[Cryptography] Communicating public keys: A functional specification

James A. Donald jamesd at echeque.com
Fri Aug 30 00:43:55 EDT 2013


Communicating public keys:  A functional specification

A functional specification tells us how the user uses it, what he sees, 
and what it does for him.  It does not tell us how we manage to do it 
for him.

The problem is that you want to tell someone over the phone, or on a 
napkin, or face to face, information that will enable his client to 
securely obtain your public key and network location so that end to end 
secured communication can take place.

Also a chatroom's public key and network location.

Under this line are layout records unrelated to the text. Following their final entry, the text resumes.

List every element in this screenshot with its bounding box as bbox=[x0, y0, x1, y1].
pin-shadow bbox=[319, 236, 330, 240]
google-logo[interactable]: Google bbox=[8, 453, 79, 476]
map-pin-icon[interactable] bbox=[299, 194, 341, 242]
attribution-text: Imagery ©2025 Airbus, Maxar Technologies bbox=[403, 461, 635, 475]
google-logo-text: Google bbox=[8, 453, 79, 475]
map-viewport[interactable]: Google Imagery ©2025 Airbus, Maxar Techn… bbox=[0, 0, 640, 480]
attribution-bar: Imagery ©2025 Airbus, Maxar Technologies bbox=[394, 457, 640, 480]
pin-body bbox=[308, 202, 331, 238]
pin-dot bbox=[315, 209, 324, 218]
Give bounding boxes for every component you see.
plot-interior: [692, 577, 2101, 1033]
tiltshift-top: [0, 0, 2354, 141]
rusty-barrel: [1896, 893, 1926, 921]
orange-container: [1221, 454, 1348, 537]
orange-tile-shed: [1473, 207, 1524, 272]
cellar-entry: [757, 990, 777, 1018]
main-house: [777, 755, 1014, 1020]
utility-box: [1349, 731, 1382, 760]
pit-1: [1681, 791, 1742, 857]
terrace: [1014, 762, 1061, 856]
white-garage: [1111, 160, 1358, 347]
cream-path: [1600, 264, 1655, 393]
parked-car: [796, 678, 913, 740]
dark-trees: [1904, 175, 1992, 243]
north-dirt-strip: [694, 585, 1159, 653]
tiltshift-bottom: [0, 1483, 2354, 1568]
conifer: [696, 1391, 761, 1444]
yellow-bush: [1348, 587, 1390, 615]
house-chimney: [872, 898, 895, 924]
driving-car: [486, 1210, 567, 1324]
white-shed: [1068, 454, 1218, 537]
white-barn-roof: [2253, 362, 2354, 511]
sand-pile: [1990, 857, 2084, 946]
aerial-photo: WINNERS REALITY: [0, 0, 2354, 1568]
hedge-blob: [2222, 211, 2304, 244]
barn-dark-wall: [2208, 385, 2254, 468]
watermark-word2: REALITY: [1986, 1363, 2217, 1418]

We do not necessarily protect against security agencies figuring out 
which public key is talking to which public key.  That issue is out of 
the scope of a functional specification, but we somewhat reduce the 
usefulness of this information by allowing people to have lots of public 
keys.  So you probably have one key for activities that show your 
unusual sexual preference, another key for job related activities, 
another key for tax evasion related activities, another key for gun 
running, and yet another for attempts to overthrow the regime.

Face to face:

    Identifying information is nym, face, and location.

    Recipient looks up the nym, sees a bunch of faces grouped by
    geographic area.  Geographic are usually, but not necessarily, has
    some relation to users actual location, and may be very specific, or
    very broad.  It is a tree.  One guy may locate his face at the node
    "North America", another at the node New York, North America.  You
    may, of course, employ a well known cartoon character or movie star
    as your avatar instead of your actual face.   Fictional places are
    permitted, but to avoid filling the namespace, not on the tree that
    represents the real planet earth.



Over the phone.

    Recipient looks up phone number.  Finds a bunch of named keys
    associated with the phone number - usually one key or a quite small
    number of named keys.


Web or email.

    Send a link that contains a 256 bit identifier, but the UI should
    not show anyone the identifier.

The ordinary user by default finds himself using at least one key for 
face to face key introductions, a different key or keys for phone 
introductions, and yet more for web or email introductions. If he is 
clever and reads the manual, which no one will ever do, he can use the 
same key for multiple purposes.

All of these named keys have the same behavior when you click on them, 
they are intended to be perceived by the user as being the same sort of 
thing.

He can use the link, the named key, to attempt to contact, or buddy it, 
or bookmark it.

The identifying link information looks like a web link, and is the 
nickname of the public key.  By default the nickname is the petname.  
The user is free to edit this, but usually does not.

When he attempts to contact, this automatically buddies it and/or 
bookmarks it.

When he finds a named key, he may "bookmark" it, together with one of 
his own private keys - it goes into a datastructure that looks like, and 
works like, browser bookmarks.  He can also put it in his buddy list.

When you look at an item in your buddy list or bookmarks list, You see a 
pair, the other guys key identifying information, and your own key 
identifying information.  You don't see the keys themselves, since they 
look like line noise and will terrify the average user.

When you click on one of these bookmarks, this creates a connection if 
your key is on the other guy's buddy list and he is online.  You can 
chat, video, whatever, end to end secured.  Otherwise, if you are not on 
his buddy list, or he is not presently online, you can send him 
something that is very like an email, but end to end secure.

When you send a bunch of people a text communication, chat like, 
chatroom like, or email like, they are cc or bcc.  If cc, all recipients 
of the communication get links, which they can, if they feel so 
inclined, message, bookmark or buddy.

Text communication software vacuums up and stores all links, so if you 
get an incoming communication from someone whose public key you have not 
buddied or bookmarked, the software will tell you any past contacts you 
may have had with this public key.

Buddied public keys are white listed for immediate online communication, 
Bookmarked and buddied public keys are white listed for offline text 
communication, public keys with past information about contacts are grey 
listed, public keys with no previous contact information are blacklisted.

Because of automatic blacklisting, to contact, you have to /exchange/ keys.